I’ve written about peer review and some of the issues associated with it before. However, it has been brought home to me recently that peer review is a significant issue in both evolutionist and creationist camps. This article will break down some of the issues involved and how much of science idolizes peer review to the point of absurdity. For those reading, I will be gently critiquing some creationist organizations in this paper. Please do not take that as me saying they are in any way bad, or wrong. I link to all of the organizations I will be critiquing and trust them. This is a minor issue which I’m simply pointing out.
I want to emphasize up front, I am not critiquing the idea behind peer review. In fact, the idea is great. When I write extensive research articles to be published anywhere other than here, I deliberately ask people I trust to review them. The idea of a review is an excellent idea…in a perfect world. We do not live in a perfect world. As such, peer review has been turned into some things it was never intended to be.
I find it interesting that peer review has only recently come into vogue. The ideas of Copernicus, Newton, Boyle and so on were not peer reviewed. They wrote books and presented papers, which their colleagues then commented on. There was nothing preventing them from publishing a new idea and calling it scientific. Peer review in those days involved public responses to ideas, or private exchanges of letters. The system produced some cranks, but then so has the modern system, but it did not hinder the spread of science. In fact, I’d argue that it enhanced it because people were free to express and publish new ideas in a scientific manner and allow them to stand or fall on their merits.

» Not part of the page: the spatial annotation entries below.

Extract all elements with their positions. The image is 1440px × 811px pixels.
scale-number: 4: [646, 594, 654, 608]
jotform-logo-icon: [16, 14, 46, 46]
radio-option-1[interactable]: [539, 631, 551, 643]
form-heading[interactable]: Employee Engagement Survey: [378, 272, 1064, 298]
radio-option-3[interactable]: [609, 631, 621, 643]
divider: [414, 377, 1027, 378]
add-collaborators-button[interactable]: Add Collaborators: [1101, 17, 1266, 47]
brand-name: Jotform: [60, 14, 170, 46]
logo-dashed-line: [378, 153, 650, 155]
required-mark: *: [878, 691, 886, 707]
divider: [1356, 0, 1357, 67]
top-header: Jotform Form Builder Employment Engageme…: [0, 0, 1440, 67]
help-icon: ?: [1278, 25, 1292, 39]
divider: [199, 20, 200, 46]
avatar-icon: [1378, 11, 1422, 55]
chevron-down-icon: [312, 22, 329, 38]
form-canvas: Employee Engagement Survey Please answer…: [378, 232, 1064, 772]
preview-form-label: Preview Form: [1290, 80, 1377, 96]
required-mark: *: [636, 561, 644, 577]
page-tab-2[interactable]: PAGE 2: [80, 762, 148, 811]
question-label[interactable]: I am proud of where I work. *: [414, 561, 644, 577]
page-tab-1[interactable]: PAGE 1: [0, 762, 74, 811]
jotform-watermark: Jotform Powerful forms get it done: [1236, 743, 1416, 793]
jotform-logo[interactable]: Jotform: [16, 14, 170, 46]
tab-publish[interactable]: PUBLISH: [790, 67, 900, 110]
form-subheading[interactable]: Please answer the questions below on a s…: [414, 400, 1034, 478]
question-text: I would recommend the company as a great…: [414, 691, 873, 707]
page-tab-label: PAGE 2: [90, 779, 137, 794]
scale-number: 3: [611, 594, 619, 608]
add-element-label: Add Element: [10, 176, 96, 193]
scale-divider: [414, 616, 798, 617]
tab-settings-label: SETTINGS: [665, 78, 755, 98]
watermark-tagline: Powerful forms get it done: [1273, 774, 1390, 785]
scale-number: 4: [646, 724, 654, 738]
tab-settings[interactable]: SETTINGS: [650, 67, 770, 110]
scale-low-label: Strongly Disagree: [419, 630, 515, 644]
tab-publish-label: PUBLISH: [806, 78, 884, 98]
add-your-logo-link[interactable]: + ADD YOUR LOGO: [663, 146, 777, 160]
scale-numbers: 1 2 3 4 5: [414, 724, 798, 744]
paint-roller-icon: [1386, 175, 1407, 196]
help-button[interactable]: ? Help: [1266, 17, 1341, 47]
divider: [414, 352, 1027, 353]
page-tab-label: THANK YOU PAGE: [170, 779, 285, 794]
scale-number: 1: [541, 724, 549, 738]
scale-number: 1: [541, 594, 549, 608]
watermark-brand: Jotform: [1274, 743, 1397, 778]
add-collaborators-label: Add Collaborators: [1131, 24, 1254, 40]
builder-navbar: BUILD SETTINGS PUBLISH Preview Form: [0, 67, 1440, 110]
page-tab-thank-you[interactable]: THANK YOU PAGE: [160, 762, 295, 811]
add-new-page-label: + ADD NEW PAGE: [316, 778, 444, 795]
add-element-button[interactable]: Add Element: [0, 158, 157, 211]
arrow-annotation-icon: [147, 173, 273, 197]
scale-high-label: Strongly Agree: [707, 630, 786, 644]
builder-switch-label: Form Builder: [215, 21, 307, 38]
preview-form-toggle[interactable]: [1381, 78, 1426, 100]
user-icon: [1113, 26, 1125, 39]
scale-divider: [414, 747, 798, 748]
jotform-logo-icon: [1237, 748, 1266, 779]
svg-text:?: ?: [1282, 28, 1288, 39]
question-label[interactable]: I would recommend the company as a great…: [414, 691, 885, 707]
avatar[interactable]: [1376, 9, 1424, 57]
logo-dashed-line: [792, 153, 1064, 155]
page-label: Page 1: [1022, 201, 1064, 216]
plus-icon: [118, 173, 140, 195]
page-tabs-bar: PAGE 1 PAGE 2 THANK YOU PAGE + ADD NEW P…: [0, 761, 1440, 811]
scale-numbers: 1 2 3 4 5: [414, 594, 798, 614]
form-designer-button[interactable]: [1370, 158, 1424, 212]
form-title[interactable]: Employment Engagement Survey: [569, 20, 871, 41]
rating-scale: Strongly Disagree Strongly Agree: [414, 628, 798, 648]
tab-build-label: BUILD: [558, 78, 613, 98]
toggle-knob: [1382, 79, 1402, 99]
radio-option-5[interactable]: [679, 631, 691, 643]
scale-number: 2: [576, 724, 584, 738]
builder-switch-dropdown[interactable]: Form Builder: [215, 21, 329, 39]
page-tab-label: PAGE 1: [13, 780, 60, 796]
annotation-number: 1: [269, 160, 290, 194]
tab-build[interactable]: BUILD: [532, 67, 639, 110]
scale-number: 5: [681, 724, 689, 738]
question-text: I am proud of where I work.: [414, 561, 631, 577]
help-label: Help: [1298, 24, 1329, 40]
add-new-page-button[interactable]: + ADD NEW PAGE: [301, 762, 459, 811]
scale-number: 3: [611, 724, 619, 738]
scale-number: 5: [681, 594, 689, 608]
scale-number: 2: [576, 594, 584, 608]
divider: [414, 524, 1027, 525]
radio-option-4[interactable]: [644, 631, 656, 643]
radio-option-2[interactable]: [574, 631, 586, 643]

Secular peer review has turned into an absolute monster that does more to gum up the works than it does to advance good science. For example, I recently read an article discussing how one of the premier peer-reviewed journals refused to even consider a paper from a team of scientists who had attempted to replicate an article published in that journal a few years previously. There have been other, more egregious examples which have come out over the years. Sometimes reviewers have left massively negative comments on a paper, ensuring it did not publish, then turned around and published the same paper in a more prestigious journal. Others have been less drastic and simply plagiarized sections from papers assigned to them to peer review.
However, the key problem with peer review is, there is no way around it. Peer review is worshipped as the gold standard in science. If a scientist publishes something that is not in a peer-reviewed journal, no matter how scientific his idea, no matter how well formulated his logic, it is ignored. This would not be a huge issue if the peer-reviewed journals played fair. But they don’t.
What tends to happen in peer-reviewed science is a group of scientists becomes well-known in their field, either from genuine ability or from knowing the right people. These people are then sought out as peer-reviewers for anything in their field. This circle generally includes several hundred people in a field, who all generally agree on a topic. When a scientist, generally a younger one, proposes an idea which upsets the peer-reviewers paradigm, the science stops mattering. The only thing that matters is protecting the sacred cow. In effect, the reviewers serve as gatekeepers to the exclusive club, including professorships at prestigious schools, grants, and tenure. None of those things are available to someone who bucks the sacred cow, whatever that might be. Thus until the old guard retires or dies off, the sacred cow remains, no matter how unscientific or broken it appears to be.
Because the vast majority of creation scientists come out of this secular system, they bring some of its ideas with them. While, as Christians, issues like plagiarism are essentially unheard of, the gate keeping system is still in play to an extent. Creation Ministries International recently illustrated this mentality. They wrote an article debunking excuses people give them not to have CMI come to their churches. In general, it is an excellent article. However, when it comes to the statement “we have people in our church who can handle this” CMI muffs it just a little. In responding to the statement, they ask “Is their position peer reviewed…” Why should this matter? If the person in church X is teaching the Bible faithfully and accurately representing science, why should they need to submit to peer review, especially as the system is so fundamentally flawed? I get what CMI is driving at, because there are a lot of fringe individuals who introduce all manner of strange ideas into creation science. However, by making peer review the arbiter, people like my friend from Greg from GreenSlug, or Mrs. Cheri Fields, or any number of other small grassroots ministries shouldn’t be doing creation ministry. I’m sorry, that’s not correct. These people are consistent with both the Bible and science but their work is not peer-reviewed. Nor should it need to be to minister in their own church or to other churches.
Peer review is an excellent idea in theory but, even in creation science, it is given too high a place. To the evolutionist, having a peer-reviewed is paramount. For creationists, the worship of peer review is not a factor, nor are some of the issues, but the heavy emphasis on peer review to the exclusion of all else is a mistake that creation ministries would be wise not to make. Just because an idea is not peer-reviewed does not mean it is not scientific, anymore than peer review makes an idea scientific. After all, evolution has been published in thousands of peer-reviewed journals and it is about as scientific as the flat earth.